Building elegant Conservation Economies with Web3 — Fanfire.

CollinSherriff
2 min readNov 4, 2021

In modern institutional economics, property rights endow owners with protection from expropriation, the entitlement to buy and sell what is owned, the right to extract utility from what is owned, and (arguably the most notable) the ability to exclude others from sharing in the benefit of what is owned.

In a nutshell, excluding others as a method of protecting your right is its main function. However, thanks to the power of economics and a nifty phenomenon known as Harberger Tax, the latter is not dependent on the former.

Protecting your property rights is possible without excluding others, in fact, it is more efficient (increasing economic welfare to society). It is also not necessary to compromise security of tenure to make property rights more accessible and open. Enter, Ronald Coase.

The Coase Theorem dictates that where there are perfectly competitive markets (with negligible transaction costs) and an efficient set of inputs and outputs, the most efficient outcome (equilibrium) will be chosen. (In reality, such perfect economic conditions are extremely unlikely ouside idealised models, resulting in the Theorem being used to explaining inefficiencies as opposed to providing real solutions.) This all changed with Web3 and Harberger Tax.

In short, Harberger Tax holds that owners must set a ‘next selling price’ of an asset owned - the owner will then pay a tax on this price. As Rational Choice Theory predicts, any rational actor will set this high enough to be de facto exclusionary, but also low enough to minimize tax. Individuals now have both a personal and social incentive to have “always on sale” (non-exclusionary) property rights - as nicely described in Simon de la Rouviere‘s blog.

Suddenly it is possible to channel this tax into any beneficiary and let market functions play out, automatically benefitting a cause.

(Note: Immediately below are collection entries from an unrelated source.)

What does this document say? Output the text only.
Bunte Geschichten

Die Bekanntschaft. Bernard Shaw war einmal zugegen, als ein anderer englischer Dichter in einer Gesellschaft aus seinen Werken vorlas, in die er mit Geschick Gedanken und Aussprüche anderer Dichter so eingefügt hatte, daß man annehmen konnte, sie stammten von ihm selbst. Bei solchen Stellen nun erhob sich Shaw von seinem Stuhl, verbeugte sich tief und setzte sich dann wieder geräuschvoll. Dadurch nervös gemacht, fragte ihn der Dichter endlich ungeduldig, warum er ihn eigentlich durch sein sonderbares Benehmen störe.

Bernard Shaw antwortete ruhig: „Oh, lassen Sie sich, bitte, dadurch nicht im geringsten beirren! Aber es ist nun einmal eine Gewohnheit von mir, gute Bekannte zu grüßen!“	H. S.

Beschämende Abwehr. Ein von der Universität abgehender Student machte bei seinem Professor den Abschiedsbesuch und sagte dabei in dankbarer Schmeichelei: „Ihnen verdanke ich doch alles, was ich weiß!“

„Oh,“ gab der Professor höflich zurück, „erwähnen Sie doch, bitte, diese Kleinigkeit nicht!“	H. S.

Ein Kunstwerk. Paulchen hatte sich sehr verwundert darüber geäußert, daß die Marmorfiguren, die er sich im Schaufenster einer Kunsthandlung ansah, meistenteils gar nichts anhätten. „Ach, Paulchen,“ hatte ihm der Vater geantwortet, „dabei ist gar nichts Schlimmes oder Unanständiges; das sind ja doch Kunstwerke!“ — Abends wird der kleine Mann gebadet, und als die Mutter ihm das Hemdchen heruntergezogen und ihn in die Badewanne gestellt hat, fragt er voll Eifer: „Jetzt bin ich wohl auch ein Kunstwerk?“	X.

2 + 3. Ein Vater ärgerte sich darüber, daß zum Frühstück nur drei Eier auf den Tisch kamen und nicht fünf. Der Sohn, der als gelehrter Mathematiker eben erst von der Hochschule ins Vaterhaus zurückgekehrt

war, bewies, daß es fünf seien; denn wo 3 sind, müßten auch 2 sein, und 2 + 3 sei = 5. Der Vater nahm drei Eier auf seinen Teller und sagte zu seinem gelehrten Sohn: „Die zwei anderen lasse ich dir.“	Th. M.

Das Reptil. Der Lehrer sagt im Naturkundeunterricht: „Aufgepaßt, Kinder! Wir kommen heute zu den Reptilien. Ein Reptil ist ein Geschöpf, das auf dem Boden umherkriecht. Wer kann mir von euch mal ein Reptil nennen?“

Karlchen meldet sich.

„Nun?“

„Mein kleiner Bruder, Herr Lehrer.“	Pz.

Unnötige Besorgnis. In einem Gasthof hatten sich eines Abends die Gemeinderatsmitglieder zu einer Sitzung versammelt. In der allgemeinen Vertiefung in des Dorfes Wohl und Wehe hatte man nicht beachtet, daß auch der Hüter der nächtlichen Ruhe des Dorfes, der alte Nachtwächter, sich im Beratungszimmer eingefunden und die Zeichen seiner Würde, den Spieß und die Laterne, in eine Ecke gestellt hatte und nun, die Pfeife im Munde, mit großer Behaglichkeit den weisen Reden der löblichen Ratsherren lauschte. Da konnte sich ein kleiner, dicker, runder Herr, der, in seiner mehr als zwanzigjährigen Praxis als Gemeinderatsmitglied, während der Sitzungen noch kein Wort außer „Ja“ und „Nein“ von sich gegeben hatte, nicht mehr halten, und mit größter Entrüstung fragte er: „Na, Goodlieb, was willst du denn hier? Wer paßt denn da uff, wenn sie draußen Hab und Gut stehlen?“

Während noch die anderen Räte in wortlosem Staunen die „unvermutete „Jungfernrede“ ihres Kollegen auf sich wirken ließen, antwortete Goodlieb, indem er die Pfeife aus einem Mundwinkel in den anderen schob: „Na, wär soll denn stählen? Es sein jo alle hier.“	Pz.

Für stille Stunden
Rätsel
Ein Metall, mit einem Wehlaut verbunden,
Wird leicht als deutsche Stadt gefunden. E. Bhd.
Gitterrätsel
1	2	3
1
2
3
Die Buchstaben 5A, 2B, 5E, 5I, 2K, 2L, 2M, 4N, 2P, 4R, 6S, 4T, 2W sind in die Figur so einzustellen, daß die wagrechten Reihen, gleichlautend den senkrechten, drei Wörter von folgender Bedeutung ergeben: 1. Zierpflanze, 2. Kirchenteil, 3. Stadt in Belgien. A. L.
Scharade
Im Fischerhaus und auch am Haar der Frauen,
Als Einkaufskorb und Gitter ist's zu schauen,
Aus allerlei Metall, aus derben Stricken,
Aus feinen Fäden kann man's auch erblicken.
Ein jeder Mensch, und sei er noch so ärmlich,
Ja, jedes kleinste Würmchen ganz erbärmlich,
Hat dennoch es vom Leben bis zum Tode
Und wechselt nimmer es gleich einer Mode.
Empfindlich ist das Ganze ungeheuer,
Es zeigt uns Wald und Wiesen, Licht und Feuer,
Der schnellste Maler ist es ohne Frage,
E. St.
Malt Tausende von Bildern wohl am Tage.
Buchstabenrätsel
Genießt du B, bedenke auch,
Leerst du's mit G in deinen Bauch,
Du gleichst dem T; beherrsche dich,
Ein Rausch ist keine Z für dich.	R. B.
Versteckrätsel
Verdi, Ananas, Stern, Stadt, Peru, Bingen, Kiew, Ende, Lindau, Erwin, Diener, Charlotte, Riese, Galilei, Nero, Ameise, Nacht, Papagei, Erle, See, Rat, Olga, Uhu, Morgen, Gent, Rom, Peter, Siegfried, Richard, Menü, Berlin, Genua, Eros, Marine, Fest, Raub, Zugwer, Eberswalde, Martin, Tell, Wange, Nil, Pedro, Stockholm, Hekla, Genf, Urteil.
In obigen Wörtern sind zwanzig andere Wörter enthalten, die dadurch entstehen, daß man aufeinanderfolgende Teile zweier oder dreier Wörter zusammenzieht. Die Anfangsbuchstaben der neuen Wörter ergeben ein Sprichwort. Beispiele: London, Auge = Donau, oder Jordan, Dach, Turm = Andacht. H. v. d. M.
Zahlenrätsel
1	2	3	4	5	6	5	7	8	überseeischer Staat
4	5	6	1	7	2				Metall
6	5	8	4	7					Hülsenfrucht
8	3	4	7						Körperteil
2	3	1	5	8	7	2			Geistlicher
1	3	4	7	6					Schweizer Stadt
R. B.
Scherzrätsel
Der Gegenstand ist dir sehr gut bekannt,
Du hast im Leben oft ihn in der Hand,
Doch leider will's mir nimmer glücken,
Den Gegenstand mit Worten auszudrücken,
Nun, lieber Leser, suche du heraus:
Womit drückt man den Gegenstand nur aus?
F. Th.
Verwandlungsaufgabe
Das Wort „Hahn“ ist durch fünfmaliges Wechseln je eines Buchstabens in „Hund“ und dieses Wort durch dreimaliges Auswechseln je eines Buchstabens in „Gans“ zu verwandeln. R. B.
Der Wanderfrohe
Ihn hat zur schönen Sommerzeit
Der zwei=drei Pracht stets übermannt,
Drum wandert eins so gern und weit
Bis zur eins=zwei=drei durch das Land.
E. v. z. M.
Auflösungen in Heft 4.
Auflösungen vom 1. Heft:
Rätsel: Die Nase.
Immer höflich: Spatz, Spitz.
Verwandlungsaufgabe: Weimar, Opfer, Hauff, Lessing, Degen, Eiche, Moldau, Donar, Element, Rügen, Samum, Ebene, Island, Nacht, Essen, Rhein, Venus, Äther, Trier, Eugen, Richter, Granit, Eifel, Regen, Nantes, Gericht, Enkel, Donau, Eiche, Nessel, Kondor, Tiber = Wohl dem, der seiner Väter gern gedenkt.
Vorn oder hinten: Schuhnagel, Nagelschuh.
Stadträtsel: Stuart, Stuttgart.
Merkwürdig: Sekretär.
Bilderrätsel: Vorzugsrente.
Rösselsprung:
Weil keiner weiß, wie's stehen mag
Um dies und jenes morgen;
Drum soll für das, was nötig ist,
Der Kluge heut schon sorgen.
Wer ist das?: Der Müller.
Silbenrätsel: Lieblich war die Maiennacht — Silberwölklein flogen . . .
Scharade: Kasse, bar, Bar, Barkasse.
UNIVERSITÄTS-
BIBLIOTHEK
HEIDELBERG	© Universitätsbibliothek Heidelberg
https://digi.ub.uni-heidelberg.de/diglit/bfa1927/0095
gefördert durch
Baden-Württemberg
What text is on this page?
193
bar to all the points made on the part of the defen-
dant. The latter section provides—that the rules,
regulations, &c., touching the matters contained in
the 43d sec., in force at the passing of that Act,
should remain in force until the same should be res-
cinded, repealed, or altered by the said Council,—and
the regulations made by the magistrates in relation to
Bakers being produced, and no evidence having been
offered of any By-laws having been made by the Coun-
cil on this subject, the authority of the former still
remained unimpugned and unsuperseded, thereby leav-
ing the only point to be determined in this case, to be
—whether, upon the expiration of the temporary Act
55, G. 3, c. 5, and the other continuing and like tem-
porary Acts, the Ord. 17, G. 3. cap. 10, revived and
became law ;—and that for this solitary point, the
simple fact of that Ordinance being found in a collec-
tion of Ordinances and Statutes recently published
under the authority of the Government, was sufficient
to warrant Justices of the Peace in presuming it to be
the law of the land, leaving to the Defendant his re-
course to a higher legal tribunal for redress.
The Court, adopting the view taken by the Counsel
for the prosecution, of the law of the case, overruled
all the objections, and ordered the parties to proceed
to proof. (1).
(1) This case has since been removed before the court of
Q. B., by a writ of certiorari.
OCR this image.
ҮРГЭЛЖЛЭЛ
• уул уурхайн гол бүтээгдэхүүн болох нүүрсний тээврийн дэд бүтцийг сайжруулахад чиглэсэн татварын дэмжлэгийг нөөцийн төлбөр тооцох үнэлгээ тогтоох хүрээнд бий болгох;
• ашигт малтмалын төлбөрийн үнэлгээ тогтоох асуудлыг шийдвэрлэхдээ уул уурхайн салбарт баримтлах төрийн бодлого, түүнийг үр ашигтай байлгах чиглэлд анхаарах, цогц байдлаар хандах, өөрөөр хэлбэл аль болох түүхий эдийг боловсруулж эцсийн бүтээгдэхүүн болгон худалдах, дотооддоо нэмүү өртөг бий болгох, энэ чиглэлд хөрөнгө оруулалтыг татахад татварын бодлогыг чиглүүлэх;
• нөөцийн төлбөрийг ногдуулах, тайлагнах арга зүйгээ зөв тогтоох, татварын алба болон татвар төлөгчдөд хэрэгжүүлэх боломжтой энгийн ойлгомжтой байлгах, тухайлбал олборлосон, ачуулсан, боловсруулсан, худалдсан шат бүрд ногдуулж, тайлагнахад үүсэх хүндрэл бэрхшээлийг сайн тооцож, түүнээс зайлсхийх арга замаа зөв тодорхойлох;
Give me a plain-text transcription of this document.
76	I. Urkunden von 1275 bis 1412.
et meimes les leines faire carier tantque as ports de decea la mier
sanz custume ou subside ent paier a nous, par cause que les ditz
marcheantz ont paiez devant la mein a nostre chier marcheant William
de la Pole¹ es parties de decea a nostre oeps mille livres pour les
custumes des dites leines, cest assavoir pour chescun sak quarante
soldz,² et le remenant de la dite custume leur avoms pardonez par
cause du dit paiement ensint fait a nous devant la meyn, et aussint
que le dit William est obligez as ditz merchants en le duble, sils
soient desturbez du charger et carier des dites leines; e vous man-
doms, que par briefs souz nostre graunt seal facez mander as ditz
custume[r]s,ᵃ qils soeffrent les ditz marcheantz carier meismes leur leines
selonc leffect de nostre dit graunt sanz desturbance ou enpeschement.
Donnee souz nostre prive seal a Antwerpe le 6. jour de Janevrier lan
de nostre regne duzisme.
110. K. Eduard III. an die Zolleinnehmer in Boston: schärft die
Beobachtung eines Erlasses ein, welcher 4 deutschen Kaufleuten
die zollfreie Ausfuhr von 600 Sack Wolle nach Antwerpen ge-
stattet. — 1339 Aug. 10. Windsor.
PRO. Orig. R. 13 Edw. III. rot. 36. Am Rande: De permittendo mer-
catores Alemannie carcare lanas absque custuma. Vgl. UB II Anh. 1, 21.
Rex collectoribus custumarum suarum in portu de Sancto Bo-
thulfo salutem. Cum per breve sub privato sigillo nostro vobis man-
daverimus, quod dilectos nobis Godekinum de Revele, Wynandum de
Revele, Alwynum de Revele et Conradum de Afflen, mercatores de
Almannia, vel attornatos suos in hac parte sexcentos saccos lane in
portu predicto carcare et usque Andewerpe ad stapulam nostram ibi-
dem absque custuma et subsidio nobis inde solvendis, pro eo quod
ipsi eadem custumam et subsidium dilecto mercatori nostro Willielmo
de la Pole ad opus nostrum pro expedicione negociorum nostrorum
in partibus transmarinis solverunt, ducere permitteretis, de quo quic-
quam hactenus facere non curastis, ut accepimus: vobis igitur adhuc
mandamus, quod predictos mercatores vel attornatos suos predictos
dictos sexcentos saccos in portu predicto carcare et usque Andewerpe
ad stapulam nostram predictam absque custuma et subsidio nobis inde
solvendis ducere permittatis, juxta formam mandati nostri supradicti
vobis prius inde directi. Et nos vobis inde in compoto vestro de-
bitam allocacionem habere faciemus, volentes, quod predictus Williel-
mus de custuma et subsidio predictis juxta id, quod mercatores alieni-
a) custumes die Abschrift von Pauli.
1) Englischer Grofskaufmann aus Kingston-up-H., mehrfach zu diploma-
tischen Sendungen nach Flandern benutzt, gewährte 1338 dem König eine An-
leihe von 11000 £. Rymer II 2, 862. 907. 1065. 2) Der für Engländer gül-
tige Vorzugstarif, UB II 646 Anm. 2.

“…strike a balance between pure private ownership & total commons ownership in order to increase general welfare of society.” — Simon de la Rouviere

Being at the forefront of Web3-based enablers, Fanfire, with its remarkable team of ‘OG’ blockchain devs, have seamlessly integrated previously idealised economic principles into real-world solutions. One of these solutions is based off of Harberger Tax and how it can substantially benefit sanctuaries and their conservation efforts; by allowing the public to ‘support conservation’ by ‘trading in conservation’ — cleverly incentivizing patronage using econ101.

Welcome to the world of Web3, where real-world problems are addressed using out-of-this-world tech.